Smokey, cheesy, thin crust breakfast pizza topped with fresh avocado and basil.
Heat oven to 500 degrees Fahrenheit. I use baking stones but if you don't have baking stones then place a sheet pan in the oven to heat up with the oven.
On a floured counter roll and gently stretch each 4 ounce ball of dough to a freeform oval about 10 inches by 8 inches. Slide them onto parchment paper placed on a pizza peel. Allow to rest 10 minutes. Spread 1/2 cup of the marinara on each pizza's. Sprinkle grated "cheese" evenly over the marinara.
Slide each of your rolled out doughs with the parchment underneath onto your pizza stones or sheet pan. Bake 8-10 minutes until the crust is golden.
Remove from oven.
Pat your tofu dry with a bowl and crumble the tofu with your hands. Mix with the paprika, soy sauce, turmeric, cumin, kala namak and garlic powder.
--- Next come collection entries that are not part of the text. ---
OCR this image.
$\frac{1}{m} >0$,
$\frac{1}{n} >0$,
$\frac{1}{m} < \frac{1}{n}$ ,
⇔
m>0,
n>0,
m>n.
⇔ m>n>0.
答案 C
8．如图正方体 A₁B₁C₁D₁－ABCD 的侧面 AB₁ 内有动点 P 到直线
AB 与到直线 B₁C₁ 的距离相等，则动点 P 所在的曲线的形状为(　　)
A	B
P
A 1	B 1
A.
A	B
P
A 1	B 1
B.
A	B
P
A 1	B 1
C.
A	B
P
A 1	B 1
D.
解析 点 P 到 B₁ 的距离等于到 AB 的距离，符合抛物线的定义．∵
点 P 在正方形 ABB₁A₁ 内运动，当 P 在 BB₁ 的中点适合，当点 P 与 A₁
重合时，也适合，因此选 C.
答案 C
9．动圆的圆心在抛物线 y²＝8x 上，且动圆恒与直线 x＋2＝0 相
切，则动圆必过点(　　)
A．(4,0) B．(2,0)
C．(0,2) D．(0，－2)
In a medium pan heat your oil and saute the diced onion and bacon pieces until the onion is transparent, about five-seven minutes. Add the tofu the pan, stirring occasionally 6-8 minutes until slightly golden.
Top your baked pizza shells. Garnish with torn basil, sliced radish and avocado. Cut the pizzas with a scissor and serve hot.